Influence de CRISPR-Cas9 sur la rétention de la paire de bases azotées X et Y après 3 réplications de l’ADN. Les 16 différents cas correspondent à la position de la base X dans l’ADN. Pour chacun des cas, la rétention est affichée avec ou sans l’action de CRISPR-Cas9. Avec l’action de Cas9, pour 14 des 16 cas, la rétention, et donc la stabilité de l’organisme est très satisfaisante. | http://www.pnas.org/cgi/doi/10.1073/pnas.1616443114

Perspectives médicales ?

Fort de ce résultat encourageant, l’équipe a ensuite testé cette technique de réplication de l’ADN modifiée d’E. Coli dans des conditions plus difficiles et dans différents milieux, liquides ou solides. Les résultats sont restés très satisfaisants. Au fil des réplications, la perte d’information par suppression de bases azotées ou par mutation a été négligeable et la croissance des bactéries n’a été ralentie que de 10 %, un chiffre remarquable. « Nous avons même réussi à assurer une bonne réplication en insérant deux paires de bases X et Y, au départ dans la bactérie, au lieu d’une seule », se félicite Thomas Lavergne, avant d’ajouter : « C’est important pour la suite car nous voulons pouvoir modifier plus largement l’ADN des organismes et donc placer plusieurs paires de bases X et Y à des endroits différents. »
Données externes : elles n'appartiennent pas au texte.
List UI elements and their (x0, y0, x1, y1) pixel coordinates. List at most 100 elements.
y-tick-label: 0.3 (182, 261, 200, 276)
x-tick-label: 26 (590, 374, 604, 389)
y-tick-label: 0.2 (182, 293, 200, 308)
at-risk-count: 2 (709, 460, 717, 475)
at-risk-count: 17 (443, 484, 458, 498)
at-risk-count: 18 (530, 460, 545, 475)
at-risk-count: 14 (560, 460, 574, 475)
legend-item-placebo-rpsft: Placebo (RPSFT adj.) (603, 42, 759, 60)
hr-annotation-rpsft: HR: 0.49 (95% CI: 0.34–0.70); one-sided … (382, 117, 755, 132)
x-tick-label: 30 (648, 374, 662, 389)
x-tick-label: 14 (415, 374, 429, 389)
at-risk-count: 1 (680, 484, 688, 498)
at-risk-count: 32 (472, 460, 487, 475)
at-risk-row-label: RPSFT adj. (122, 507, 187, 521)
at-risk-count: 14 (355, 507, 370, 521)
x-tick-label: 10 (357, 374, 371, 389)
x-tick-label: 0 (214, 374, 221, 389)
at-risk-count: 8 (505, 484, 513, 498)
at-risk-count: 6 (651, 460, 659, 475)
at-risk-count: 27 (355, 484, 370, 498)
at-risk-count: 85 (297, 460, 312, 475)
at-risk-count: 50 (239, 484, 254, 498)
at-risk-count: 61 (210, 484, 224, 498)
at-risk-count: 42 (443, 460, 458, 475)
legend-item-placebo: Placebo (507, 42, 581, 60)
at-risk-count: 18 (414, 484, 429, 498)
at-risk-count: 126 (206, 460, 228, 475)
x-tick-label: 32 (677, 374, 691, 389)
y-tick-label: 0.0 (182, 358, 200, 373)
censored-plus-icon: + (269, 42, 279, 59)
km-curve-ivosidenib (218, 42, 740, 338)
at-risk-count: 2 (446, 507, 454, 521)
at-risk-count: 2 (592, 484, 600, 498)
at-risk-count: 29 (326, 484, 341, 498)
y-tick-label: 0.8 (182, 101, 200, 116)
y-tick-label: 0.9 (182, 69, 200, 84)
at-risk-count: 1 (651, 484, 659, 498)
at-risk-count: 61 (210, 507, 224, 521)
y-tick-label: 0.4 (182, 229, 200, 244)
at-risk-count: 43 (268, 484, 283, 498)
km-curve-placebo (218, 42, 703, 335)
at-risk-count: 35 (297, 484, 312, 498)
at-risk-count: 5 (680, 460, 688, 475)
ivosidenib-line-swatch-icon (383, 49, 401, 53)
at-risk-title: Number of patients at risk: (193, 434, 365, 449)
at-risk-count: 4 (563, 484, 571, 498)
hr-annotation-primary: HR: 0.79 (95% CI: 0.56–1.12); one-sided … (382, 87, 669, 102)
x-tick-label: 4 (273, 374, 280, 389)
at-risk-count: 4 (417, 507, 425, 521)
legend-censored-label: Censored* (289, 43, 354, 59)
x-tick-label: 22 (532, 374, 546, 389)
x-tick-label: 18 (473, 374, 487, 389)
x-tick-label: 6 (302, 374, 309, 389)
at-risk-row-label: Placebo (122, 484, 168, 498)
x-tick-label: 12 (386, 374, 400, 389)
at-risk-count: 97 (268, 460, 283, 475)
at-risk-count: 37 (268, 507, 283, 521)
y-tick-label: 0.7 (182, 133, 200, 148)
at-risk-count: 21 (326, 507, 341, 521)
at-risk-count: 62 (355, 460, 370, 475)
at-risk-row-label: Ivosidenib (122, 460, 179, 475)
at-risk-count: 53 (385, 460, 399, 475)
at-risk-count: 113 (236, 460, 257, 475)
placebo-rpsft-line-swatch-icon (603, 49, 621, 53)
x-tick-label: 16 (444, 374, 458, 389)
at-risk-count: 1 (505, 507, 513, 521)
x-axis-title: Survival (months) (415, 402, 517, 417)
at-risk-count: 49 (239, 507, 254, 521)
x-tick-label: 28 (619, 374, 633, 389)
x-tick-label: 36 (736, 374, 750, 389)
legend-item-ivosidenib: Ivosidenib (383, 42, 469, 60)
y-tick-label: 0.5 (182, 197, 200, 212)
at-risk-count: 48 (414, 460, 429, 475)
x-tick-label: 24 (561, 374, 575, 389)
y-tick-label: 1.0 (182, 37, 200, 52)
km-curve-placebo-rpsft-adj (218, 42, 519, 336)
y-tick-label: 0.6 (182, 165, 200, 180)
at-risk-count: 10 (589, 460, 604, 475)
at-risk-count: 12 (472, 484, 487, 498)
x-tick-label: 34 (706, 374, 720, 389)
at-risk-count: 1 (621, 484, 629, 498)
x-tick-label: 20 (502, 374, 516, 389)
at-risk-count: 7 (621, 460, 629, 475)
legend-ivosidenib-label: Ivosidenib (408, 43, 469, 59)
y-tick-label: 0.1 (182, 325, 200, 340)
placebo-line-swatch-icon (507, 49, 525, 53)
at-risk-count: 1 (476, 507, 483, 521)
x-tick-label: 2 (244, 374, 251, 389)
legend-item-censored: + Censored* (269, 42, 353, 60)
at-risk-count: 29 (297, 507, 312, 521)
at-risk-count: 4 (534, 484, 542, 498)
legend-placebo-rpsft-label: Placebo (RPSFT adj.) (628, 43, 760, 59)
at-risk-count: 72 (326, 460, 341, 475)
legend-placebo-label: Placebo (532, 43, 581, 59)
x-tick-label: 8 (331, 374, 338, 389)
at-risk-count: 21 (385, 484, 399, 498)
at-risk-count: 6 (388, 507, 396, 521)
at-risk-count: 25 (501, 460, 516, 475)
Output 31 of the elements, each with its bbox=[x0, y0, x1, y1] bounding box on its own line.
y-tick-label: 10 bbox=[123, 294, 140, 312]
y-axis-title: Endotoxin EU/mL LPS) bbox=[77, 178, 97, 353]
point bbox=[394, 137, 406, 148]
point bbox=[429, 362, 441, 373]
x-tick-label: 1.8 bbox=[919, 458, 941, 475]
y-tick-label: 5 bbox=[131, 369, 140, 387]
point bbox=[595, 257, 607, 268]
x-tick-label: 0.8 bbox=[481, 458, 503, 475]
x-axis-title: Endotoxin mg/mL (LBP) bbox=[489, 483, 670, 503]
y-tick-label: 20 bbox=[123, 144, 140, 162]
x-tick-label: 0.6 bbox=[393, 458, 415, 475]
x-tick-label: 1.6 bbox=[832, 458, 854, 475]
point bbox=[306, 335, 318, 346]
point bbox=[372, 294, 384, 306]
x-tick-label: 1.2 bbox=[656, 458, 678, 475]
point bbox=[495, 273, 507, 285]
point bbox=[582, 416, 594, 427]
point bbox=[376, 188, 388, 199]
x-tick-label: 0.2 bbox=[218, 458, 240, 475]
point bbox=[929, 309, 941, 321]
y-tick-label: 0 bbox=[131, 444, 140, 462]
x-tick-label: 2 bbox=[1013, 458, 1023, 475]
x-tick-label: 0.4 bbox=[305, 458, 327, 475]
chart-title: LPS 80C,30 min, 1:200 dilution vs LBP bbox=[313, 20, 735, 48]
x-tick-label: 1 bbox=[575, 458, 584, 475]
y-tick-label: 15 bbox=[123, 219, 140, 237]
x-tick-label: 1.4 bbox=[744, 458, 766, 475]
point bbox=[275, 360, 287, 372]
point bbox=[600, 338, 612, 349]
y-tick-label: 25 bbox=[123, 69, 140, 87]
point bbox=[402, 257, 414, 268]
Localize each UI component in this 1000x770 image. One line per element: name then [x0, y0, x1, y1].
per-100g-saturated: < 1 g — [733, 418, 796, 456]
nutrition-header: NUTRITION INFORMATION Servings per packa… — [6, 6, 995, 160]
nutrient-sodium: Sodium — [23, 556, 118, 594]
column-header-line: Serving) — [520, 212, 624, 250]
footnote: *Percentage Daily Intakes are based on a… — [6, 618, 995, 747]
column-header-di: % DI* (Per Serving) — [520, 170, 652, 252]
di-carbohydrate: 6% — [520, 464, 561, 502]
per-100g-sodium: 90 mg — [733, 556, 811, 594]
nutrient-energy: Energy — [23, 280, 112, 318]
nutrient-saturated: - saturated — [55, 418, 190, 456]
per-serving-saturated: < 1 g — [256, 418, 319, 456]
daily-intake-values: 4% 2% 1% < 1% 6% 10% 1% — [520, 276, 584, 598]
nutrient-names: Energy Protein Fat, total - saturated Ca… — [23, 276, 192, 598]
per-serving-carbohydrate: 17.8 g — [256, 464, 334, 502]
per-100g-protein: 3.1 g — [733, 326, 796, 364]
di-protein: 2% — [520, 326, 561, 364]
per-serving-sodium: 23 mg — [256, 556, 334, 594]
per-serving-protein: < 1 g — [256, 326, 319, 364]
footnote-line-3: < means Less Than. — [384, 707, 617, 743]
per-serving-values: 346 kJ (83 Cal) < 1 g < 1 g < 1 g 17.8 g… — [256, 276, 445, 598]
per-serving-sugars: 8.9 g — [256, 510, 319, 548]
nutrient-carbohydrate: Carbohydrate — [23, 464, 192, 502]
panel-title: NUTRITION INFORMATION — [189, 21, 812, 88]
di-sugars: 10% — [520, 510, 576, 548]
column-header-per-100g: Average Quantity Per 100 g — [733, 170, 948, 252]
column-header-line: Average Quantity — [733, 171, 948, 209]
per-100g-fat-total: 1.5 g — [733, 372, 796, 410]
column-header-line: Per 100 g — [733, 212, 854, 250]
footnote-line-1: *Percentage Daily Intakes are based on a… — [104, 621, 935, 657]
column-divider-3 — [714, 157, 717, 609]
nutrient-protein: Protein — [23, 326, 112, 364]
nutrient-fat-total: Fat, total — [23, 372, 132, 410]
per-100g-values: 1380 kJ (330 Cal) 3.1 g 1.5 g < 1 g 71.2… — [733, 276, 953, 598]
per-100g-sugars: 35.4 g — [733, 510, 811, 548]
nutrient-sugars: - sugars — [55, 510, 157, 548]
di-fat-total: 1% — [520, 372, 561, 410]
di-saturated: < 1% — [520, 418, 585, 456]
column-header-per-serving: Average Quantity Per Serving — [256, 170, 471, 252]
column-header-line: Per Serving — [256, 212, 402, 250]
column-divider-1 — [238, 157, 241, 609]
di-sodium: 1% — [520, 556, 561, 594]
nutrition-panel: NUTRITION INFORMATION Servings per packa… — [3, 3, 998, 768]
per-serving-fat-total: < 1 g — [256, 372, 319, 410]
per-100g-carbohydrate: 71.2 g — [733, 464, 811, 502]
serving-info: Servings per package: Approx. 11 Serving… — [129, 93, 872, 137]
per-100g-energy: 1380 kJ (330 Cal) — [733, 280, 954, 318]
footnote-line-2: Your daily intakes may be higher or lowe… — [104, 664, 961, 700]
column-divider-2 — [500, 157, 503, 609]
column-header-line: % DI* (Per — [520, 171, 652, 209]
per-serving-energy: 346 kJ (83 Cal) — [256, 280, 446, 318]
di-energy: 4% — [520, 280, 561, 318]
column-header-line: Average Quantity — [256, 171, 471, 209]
Les chercheurs ne veulent pas s’arrêter là. La réplication ADN-ADN avec ces deux nouvelles bases n’est qu’une première étape. La prochaine, c’est le passage de l’ADN à l’ARN afin par la suite de produire des protéines qui seraient constituées d’aminoacides modifiés par l’homme. « Il serait ainsi possible de fabriquer des protéines thérapeutiques totalement nouvelles. Cela ouvrirait des perspectives médicales extrêmement importantes. De plus, nous voulons aussi étendre cette technique à d’autres organismes qu’E. coli, notamment aux cellules eucaryotes », précise Thomas Lavergne.

Le chercheur tient également à rassurer sur cette découverte : « Nous avons montré qu’en l’absence des bases X et Y dans le milieu de culture, l’ADN semi-synthétique contenant par exemple ATGXC était rapidement converti en ADN naturel ATGAC. Ces bases X et Y étant exclusivement synthétiques et absentes de notre environnement, la propagation de ces organismes hors des frontières du laboratoire est donc impossible. »

Le bioconfinement est donc assuré dans cette étude aux résultats prometteurs qui n’est en fait que le début d’une nouvelle ère au sein d’une discipline en pleine expansion, la biologie de synthèse.